Suçu işleyenler (tacizciler) toplu taşıma mekan ve araçlarını hareketlerinin amacı konusunda belirsizlik yaratmak amacıyla kullanırlar.
Bianca Fileborn
Melbourne, Victoria’da toplu taşıma araçlarında cinsel saldırıya uğradığını bildiren kişi sayısında yaşanan %40 oranındaki artışın ardından Ellerini Çek (Hands Off) kampanyası başlatıldı. Victoria Polisi, Suç Önleyiciler (Crime Stoppers) ve Victoria Toplu Taşımacılık İdaresi’nin ortak girişimiyle düzenlenen kampanyada, iki hafta boyunca saldırıyı gerçekleştirdikleri öne sürülen kişilerin görüntüleri çevrimiçi paylaşılarak toplu taşıma kullanıcıları bu kişileri rapor etmeye teşvik edildi. Bu girişim, önceliği toplu taşımada cinsel suçları önlemek olan yeni bir polis birimiyle desteklendi.

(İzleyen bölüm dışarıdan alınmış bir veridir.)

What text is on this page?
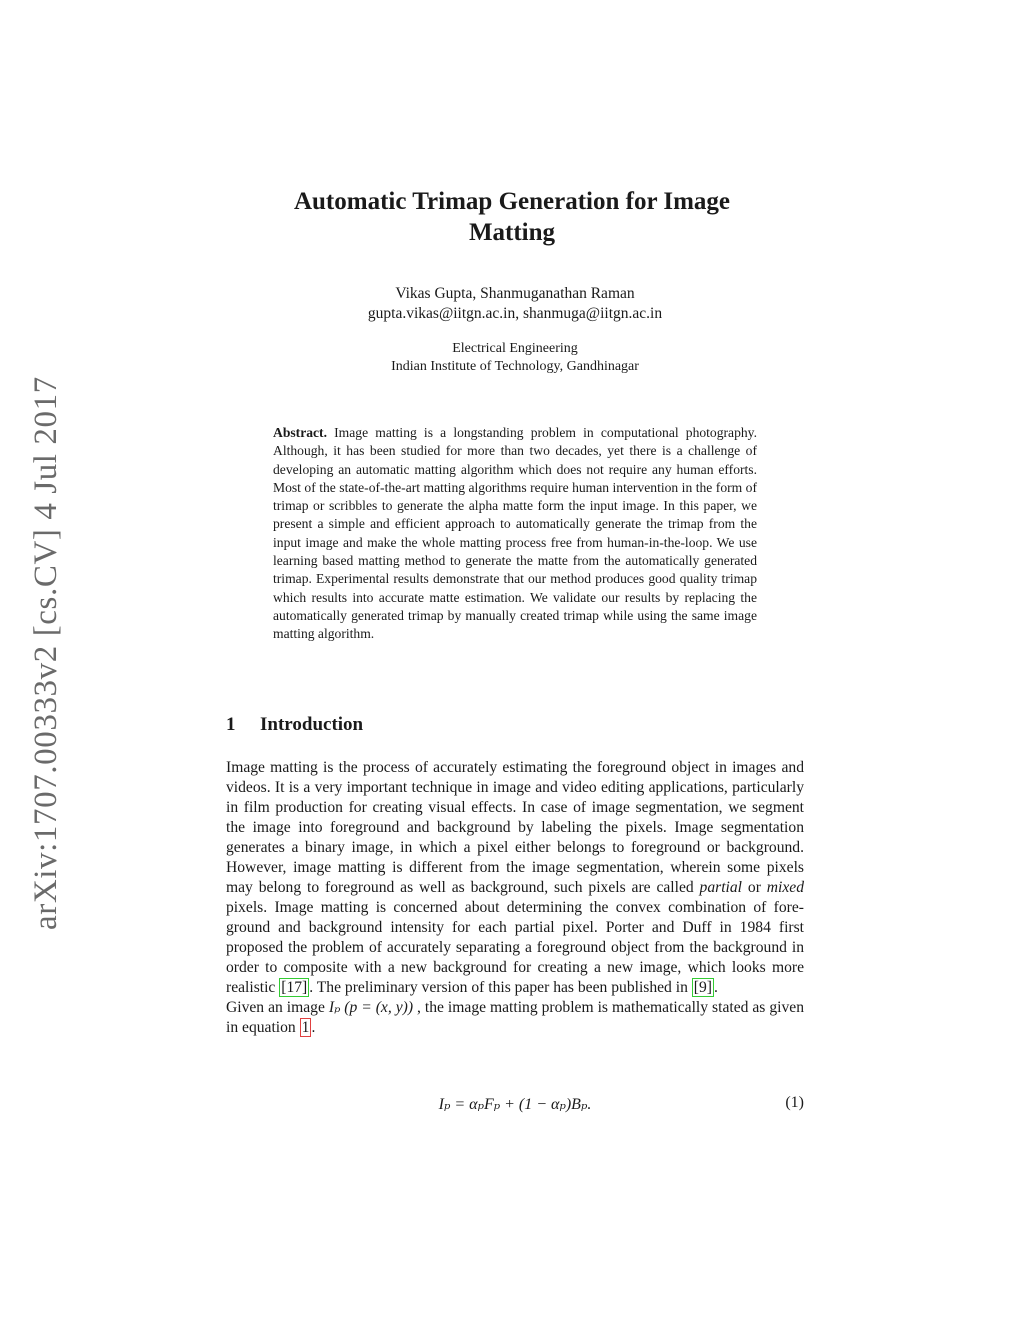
arXiv:1707.00333v2 [cs.CV] 4 Jul 2017
Automatic Trimap Generation for Image
Matting
Vikas Gupta, Shanmuganathan Raman
gupta.vikas@iitgn.ac.in, shanmuga@iitgn.ac.in
Electrical Engineering
Indian Institute of Technology, Gandhinagar
Abstract. Image matting is a longstanding problem in computational photography. Although, it has been studied for more than two decades, yet there is a challenge of developing an automatic matting algorithm which does not require any human efforts. Most of the state-of-the-art matting algorithms require human intervention in the form of trimap or scribbles to generate the alpha matte form the input image. In this paper, we present a simple and efficient approach to automatically generate the trimap from the input image and make the whole matting process free from human-in-the-loop. We use learning based matting method to generate the matte from the automatically generated trimap. Experimental results demonstrate that our method produces good quality trimap which results into accurate matte estimation. We validate our results by replacing the automatically generated trimap by manually created trimap while using the same image matting algorithm.
1 Introduction

Image matting is the process of accurately estimating the foreground object in images and videos. It is a very important technique in image and video editing applications, particularly in film production for creating visual effects. In case of image segmentation, we segment the image into foreground and background by labeling the pixels. Image segmentation generates a binary image, in which a pixel either belongs to foreground or background. However, image matting is different from the image segmentation, wherein some pixels may belong to foreground as well as background, such pixels are called partial or mixed pixels. Image matting is concerned about determining the convex combination of foreground and background intensity for each partial pixel. Porter and Duff in 1984 first proposed the problem of accurately separating a foreground object from the background in order to composite with a new background for creating a new image, which looks more realistic [17] . The preliminary version of this paper has been published in [9] .

Given an image Iₚ (p = (x, y)) , the image matting problem is mathematically stated as given in equation 1 .

Iₚ = αₚFₚ + (1 − αₚ)Bₚ.	(1)
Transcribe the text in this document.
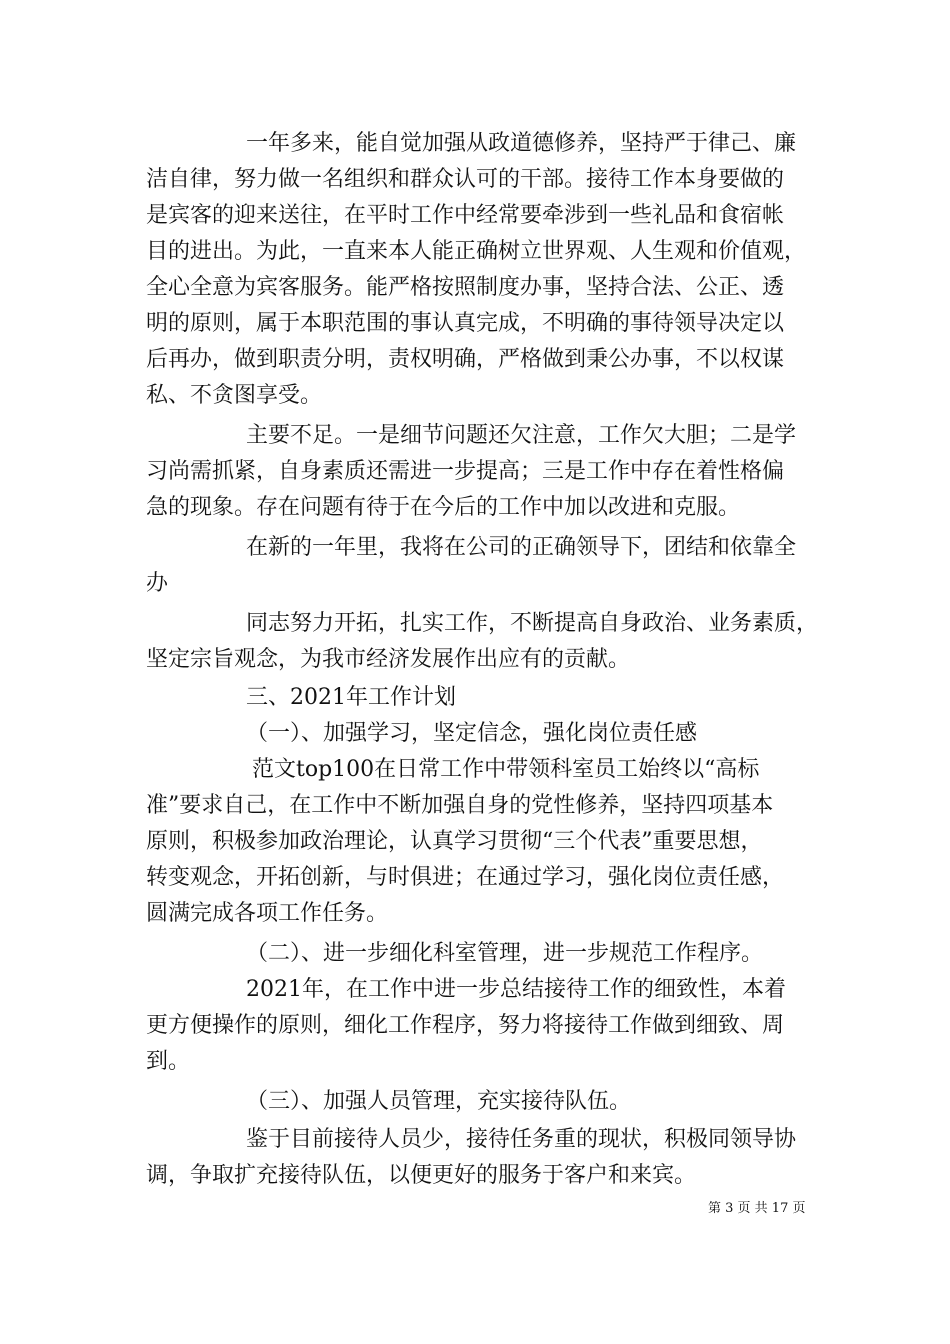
一年多来，能自觉加强从政道德修养，坚持严于律己、廉
洁自律，努力做一名组织和群众认可的干部。接待工作本身要做的
是宾客的迎来送往，在平时工作中经常要牵涉到一些礼品和食宿帐
目的进出。为此，一直来本人能正确树立世界观、人生观和价值观，
全心全意为宾客服务。能严格按照制度办事，坚持合法、公正、透
明的原则，属于本职范围的事认真完成，不明确的事待领导决定以
后再办，做到职责分明，责权明确，严格做到秉公办事，不以权谋
私、不贪图享受。
主要不足。一是细节问题还欠注意，工作欠大胆；二是学
习尚需抓紧，自身素质还需进一步提高；三是工作中存在着性格偏
急的现象。存在问题有待于在今后的工作中加以改进和克服。
在新的一年里，我将在公司的正确领导下，团结和依靠全
办
同志努力开拓，扎实工作，不断提高自身政治、业务素质，
坚定宗旨观念，为我市经济发展作出应有的贡献。
三、2021年工作计划
（一）、加强学习，坚定信念，强化岗位责任感
范文top100在日常工作中带领科室员工始终以“高标
准”要求自己，在工作中不断加强自身的党性修养，坚持四项基本
原则，积极参加政治理论，认真学习贯彻“三个代表”重要思想，
转变观念，开拓创新，与时俱进；在通过学习，强化岗位责任感，
圆满完成各项工作任务。
（二）、进一步细化科室管理，进一步规范工作程序。
2021年，在工作中进一步总结接待工作的细致性，本着
更方便操作的原则，细化工作程序，努力将接待工作做到细致、周
到。
（三）、加强人员管理，充实接待队伍。
鉴于目前接待人员少，接待任务重的现状，积极同领导协
调，争取扩充接待队伍，以便更好的服务于客户和来宾。
第 3 页 共 17 页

Ellerini Çek kampanyası Harvey Weinstein olayını takiben, kadınların cinsel taciz ve saldırı deneyimleri hakkındaki tartışmaların doruk noktasına ulaştığı ve devamında başlatılan #MeToo (#bende) sosyal medya kampanyasıyla aynı tarihlerde gerçekleşti. Bir dönüm noktasına gelip gelmediğimiz konusundaki hararetli tartışmaların ışığında, Ellerini Çek kampanyası muhtemelen doğru yönde atılmış bir adımdı. Kampanya, üstü kapalı olarak kadınların kamusal alanda uğradıkları cinsel taciz ve saldırıları cezai adalet gerektiren ciddi suçlar olarak görmekteydi.
Ellerini Çek Melbourne kampanyası bir bakıma Londra ve New York şehirlerindeki kampanyalardan esinlenmişti. Her iki şehir de yıllar önce kampanyalar başlatarak, toplu taşımada yaşanan cinsel taciz ve saldırı vakalarını portallarında paylaşarak görünür kılmışlardı.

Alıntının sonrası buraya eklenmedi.